Will had shrugged. “I’ll get a better one. Chadwell Park… I shall be master of Chadwell Park, in the far distant future, and I shall like that very well, I assure you.”
That evening, the two stood a little aside from the crowds thronging the drawing room.
“Aren’t you the least bit sorry to be leaving?” Julia said to him. “You have friends here, and favourite rides, and… and female friends.”
Will laughed. “I have other friends, friends I made at Harrow and Cambridge, and I shall make more. And there are females in Hertfordshire, I am certain. What about you? What will you miss?”
“My walks, I suppose, but there will be hundreds of acres of walks in Hertfordshire. I can’t wait!”
“My real friends are going with me — Rosie, Angie, Bella, you, Johnny. Pa and the new Mama, too. I shan’t be leaving anyone behind that I regard as an intimate friend. Unlike Rosie. How will she manage without Belinda Jupp? Look at them, weeping together over there.”
“They will write each other huge letters, every page double crossed,” Will said with a shrug.
“It’s not quite the same,” Julia said thoughtfully. “And poor Ricky!”
“Ricky Jupp? Ricky the apothecary?”
“He’s been in love with Rosie for years,” Julia said. “You must have noticed it.”
That brought another shrug of Will’s elegantly clad shoulders. “Half the young men of Sagborough have been in love with Rosie for years. The Star of the North, they called her in York, remember? She is by far too beautiful to be constrained by Yorkshire, and especially she should not throw herself away on an apothecary. She will be a huge success in London, and have the eligible men of the Beau Monde at her feet, you may be sure. Rosie will marry very well indeed, or I am a Chinaman.”
“What about you, Will?” Julia said slyly. “Are you going to marry very well indeed, too?”
“Certainly I am… but not yet.
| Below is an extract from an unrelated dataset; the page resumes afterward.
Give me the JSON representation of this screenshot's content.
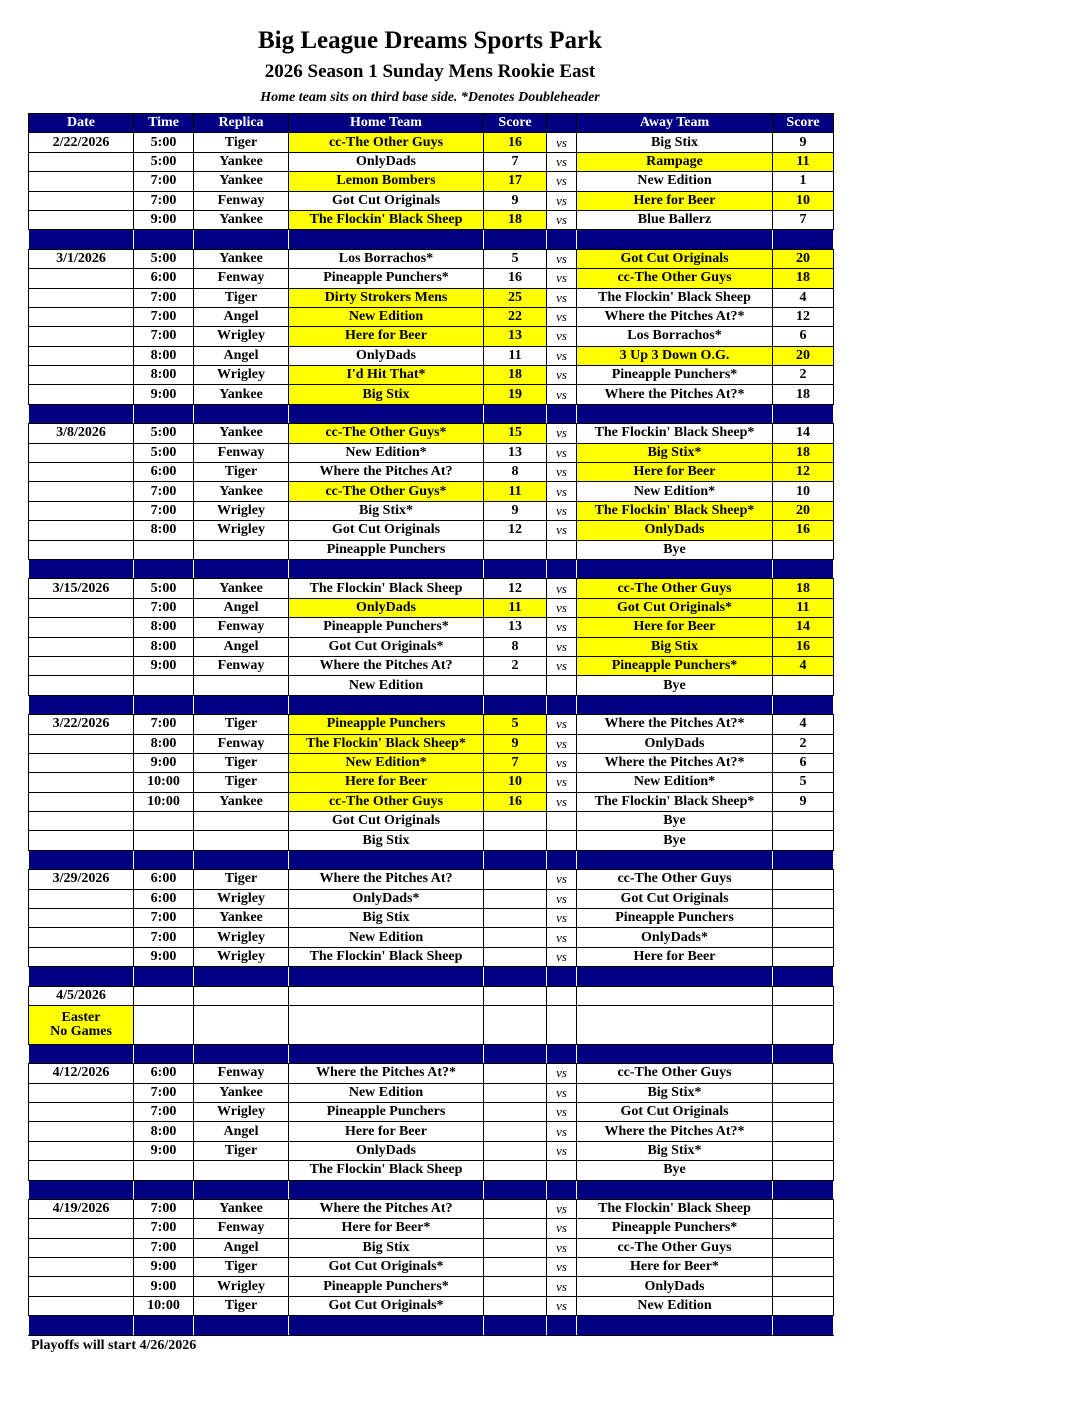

I am only six and twenty, Jules, and I want to enjoy myself before getting leg-shackled. I shall not even consider matrimony until I am thirty. At least!”
“Well, I don’t plan to marry at all,” she said robustly. “After all, who would have me? I have no accomplishments, I trip over things and always have a tear in my gown. Oh, and I speak my mind. What man of sense would want a wife like that?”
“Plenty of men want a wife with some spirit in her, little sister,” Will said, affectionately flicking one cheek. “You may be surprised.”
“Perhaps, but not these high-born southern men. They won’t want a mouthy Yorkshire lass.”
She laughed, and Will laughed too, although he shook his head at her. “We shall see. Marriage comes to all of us in the end, it seems to me.”